Вспомнил я о Паше и Мише уже лет двенадцать спустя. Вспомнил, и мучительно захотел узнать, что же такое сказал Мише его отец-священник, чем он успокоил своего сына. С огромным трудом раздобыл я мишин дальневосточный адрес и написал ему. Ответ, как ни странно, пришел. Миша написал подробно, рассказывая и о том, о чем я его не спрашивал.

"Отец, - писал Миша, - сказал мне буквально следующее: "Теперь ты видишь, каково быть священником? Мы выполняем свой долг, несем слово истины - но кто знает, как оно отзовется в душах людей? Человек - существо странное. Это не робот, в которого что заложил, то и получил. Мы, как правило, не должны отвечать за всех, кто нас недопонял или понял неправильно. Как правило - но не всегда. Что же касается твоего товарища, то - не думай больше о нем. Возможно, это тот случай, когда следует по Евангельской заповеди "отрясти прах от ног своих". А может быть, твои слова когда-нибудь дадут росток в его душе.

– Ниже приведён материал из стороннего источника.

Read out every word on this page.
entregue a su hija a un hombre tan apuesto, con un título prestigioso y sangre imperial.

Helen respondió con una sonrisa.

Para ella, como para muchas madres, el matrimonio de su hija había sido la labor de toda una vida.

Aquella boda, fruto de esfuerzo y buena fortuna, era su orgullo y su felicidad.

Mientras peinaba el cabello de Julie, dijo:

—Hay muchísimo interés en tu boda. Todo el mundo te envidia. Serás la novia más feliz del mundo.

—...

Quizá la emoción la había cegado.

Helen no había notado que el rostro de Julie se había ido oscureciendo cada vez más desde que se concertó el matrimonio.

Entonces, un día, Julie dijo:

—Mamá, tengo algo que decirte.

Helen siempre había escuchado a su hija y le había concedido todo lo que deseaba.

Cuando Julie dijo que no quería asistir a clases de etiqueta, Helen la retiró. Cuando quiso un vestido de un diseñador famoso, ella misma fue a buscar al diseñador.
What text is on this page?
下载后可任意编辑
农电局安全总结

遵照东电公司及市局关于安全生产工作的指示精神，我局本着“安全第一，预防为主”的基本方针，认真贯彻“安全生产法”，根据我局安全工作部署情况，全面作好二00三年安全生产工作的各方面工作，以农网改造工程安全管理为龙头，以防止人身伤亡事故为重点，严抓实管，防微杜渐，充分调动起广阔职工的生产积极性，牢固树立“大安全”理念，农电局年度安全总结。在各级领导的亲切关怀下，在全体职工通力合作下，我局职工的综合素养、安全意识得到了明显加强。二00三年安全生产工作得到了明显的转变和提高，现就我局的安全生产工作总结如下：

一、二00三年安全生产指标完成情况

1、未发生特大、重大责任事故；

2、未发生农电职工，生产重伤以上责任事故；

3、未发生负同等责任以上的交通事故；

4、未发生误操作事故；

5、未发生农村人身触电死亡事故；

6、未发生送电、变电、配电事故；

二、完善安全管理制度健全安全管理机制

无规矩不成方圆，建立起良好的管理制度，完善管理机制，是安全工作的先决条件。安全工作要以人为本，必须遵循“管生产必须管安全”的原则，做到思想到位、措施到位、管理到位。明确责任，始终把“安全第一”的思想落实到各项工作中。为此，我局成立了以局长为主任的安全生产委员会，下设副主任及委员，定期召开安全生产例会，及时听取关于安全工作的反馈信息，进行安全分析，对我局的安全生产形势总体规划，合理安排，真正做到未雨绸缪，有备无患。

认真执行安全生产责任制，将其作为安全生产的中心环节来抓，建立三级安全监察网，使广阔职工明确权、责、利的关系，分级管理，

Раз и навсегда предоставь его судьбу Божьему человеколюбию, и даже постоянно молиться за него я тебе не советую - да не навлечешь на себя еще большие искушения. И запомни: проповедь, миссионерство, апостольство невозможны без особого дара. Единственный язычник, над обращением которого тебе следует трудиться день и ночь, - это ты сам". Вот и все, что он мне сказал. После армии я в семинарию не пошел - возможно, потому, что побоялся брать на себя эту страшную ответственность. Я теперь детский врач и люблю свою профессию. Здесь тоже есть свои опасности: можно привыкнуть к чужим страданиям, очерстветь… Впрочем, все в воле Божией. Павла я во Владивостоке никогда не встречал. Перед дембелем он стал часто напиваться и как-то заметно опустился, - вот и все, что я могу сказать о нем".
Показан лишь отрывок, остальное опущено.